Dall’aeroporto di Pratica di Mare, nei pressi di Roma, è partito l’aereo militare predisposto dall’Unità di Crisi della Farnesina per riportare in Italia le salme di due delle tre vittime italiane: Luca Russo e Bruno Gulotta. A riferirlo è la stessa Farnesina, la quale ha sottolineato che le procedure di rientro hanno avuto un’accelerazione anche grazie alla missione del Ministro degli Esteri, Angelino Alfano, recatosi ieri a Barcellona. Durante la missione, il Ministro ha incontrato, oltre al suo omologo spagnolo Dastis, anche le famiglie delle vittime, facendo anche visita alla connazionale ferita, Marta Scomazzon. Il boeing dell’Aeronautica militare è decollato poco dopo le 18:30 e rientrerà a Roma, all’aeroporto di Ciampino intorno alle 23:30. Ad attenderlo il presidente della Repubblica, Sergio Mattarella. Una volta tornate in Italia, i feretri saranno trasferiti al policlinico Gemelli di Roma per l’autopsia, disposta dalla procura. Quindi saranno trasferimenti nuovamente a Ciampino, da dove partiranno per Verona.

Un terrorista collabora con la Polizia

Uno degli arrestati della cellula jihadista che ha colpito Barcellona sta collaborando con gli inquirenti fornendo nomi e movimenti del commando e sul ruolo chiave dell’imam Abdel Baki Essati.

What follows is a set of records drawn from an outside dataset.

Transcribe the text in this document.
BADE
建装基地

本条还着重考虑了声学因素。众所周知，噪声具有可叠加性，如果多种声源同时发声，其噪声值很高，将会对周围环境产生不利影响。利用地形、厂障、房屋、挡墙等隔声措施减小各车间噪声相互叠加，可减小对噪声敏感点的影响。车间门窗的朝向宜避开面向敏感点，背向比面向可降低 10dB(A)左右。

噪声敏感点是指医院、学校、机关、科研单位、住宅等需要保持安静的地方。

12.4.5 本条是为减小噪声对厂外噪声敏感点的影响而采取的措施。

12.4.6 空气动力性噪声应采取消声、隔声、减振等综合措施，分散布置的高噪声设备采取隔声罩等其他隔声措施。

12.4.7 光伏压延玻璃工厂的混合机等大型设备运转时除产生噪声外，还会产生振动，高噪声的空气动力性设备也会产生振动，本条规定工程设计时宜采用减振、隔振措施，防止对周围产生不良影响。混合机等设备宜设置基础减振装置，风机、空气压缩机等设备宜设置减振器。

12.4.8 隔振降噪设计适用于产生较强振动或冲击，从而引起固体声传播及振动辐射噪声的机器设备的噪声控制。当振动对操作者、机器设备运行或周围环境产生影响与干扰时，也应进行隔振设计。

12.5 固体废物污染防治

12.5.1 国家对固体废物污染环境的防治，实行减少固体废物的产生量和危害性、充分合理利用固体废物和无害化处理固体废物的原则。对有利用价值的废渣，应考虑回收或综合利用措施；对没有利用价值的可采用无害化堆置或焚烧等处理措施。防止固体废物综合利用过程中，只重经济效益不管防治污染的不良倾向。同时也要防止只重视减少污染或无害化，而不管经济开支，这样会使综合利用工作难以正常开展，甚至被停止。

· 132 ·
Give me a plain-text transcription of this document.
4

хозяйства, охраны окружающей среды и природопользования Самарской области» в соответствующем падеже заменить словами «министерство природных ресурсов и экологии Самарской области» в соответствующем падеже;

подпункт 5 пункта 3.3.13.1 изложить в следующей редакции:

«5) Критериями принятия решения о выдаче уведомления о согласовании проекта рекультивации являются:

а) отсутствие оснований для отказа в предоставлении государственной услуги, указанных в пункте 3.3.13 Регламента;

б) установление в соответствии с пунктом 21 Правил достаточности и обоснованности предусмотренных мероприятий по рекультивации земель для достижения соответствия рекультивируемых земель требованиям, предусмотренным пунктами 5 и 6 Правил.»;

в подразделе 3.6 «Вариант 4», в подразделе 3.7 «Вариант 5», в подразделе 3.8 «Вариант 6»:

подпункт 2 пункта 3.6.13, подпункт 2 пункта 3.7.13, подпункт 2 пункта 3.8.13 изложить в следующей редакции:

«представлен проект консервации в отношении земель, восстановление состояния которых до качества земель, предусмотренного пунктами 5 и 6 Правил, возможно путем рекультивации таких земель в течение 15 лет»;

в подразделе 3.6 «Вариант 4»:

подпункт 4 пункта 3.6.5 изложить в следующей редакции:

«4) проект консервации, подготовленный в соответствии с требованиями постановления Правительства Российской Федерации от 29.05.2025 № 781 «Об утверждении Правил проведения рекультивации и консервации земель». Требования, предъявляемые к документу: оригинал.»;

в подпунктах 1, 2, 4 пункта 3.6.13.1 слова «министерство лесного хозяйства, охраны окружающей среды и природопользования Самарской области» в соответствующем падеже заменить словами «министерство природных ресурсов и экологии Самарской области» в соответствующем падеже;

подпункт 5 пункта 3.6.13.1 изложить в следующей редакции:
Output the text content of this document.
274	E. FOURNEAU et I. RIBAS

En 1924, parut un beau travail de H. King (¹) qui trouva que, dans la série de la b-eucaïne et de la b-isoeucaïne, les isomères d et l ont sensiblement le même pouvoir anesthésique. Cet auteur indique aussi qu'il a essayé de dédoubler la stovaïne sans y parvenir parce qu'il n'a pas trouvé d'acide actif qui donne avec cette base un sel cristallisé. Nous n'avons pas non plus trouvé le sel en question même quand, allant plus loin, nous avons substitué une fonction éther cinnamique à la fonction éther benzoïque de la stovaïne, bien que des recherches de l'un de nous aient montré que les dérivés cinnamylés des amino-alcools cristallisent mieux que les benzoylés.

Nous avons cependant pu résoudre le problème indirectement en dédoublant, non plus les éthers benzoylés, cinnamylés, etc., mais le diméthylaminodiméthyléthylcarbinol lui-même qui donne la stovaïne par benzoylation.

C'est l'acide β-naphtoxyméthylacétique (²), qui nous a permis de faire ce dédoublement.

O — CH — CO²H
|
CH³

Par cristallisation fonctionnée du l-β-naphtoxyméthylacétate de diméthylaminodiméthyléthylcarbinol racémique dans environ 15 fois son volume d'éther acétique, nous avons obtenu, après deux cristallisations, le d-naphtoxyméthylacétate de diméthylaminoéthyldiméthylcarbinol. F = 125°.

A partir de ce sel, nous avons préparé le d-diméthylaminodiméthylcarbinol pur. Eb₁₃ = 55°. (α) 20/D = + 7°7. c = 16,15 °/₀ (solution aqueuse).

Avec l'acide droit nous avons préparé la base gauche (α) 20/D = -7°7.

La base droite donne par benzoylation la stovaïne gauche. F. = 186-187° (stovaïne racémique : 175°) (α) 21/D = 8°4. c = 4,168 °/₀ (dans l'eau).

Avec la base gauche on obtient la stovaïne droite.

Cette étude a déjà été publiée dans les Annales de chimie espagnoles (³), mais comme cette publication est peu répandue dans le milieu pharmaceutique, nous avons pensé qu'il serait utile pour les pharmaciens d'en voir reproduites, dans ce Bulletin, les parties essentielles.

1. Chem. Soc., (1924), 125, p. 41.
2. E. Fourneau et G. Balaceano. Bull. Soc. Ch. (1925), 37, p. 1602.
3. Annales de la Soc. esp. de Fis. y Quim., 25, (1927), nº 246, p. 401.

E’ quanto riporta La Repubblica. “L’uomo – scrive il quotidiano – si chiama Mohamed Houli Chemlal, ha 21 anni, è originario di Melilla ed è l’unico sopravvissuto all’esplosione del covo della cellula ad Alcanar“. “Solo Mohamed sapeva chi e quanti uomini fossero all’interno di quella casa al momento dell’esplosione. Solo lui era in grado di ricordare che fossero tre, oltre a lui – si legge sul giornale -. Al punto da indirizzare il lavoro della Scientifica tra cumuli di macerie e lamiere di bombole divelte (ne erano state ammassate 120) alla ricerca di ciò che restava di brandelli carbonizzati appartenenti, appunto, a tre corpi diversi. Di cui Mohamed ricorda bene l’identità, tanto da far dire ufficialmente alla Polizia catalana che già ora, nonostante non siano stati ancora completati gli esami del dna, almeno due dei tre uomini attualmente ricercati, sono sicuramente ciò che resta dei resti umani trovati ad Alcanar“. “Per tre giorni – prosegue ancora il quotidiano che cita una qualificata fonte di Intelligence – la collaborazione di Chemlal è stato uno dei segreti meglio custoditi dall’indagine. Al punto che, per oltre 36 ore, nonostante figurasse tra gli arrestati, non era stata rivelata neppure la sua identità. Ora, quel segreto cade e, domani, martedì, comparirà a Madrid di fronte ai giudici istruttori antiterrorismo dell’Audienca Nacional assieme agli altri arrestati perché i suoi verbali di polizia entrino formalmente nel fascicolo dell’indagine sulla strage della Rambla”.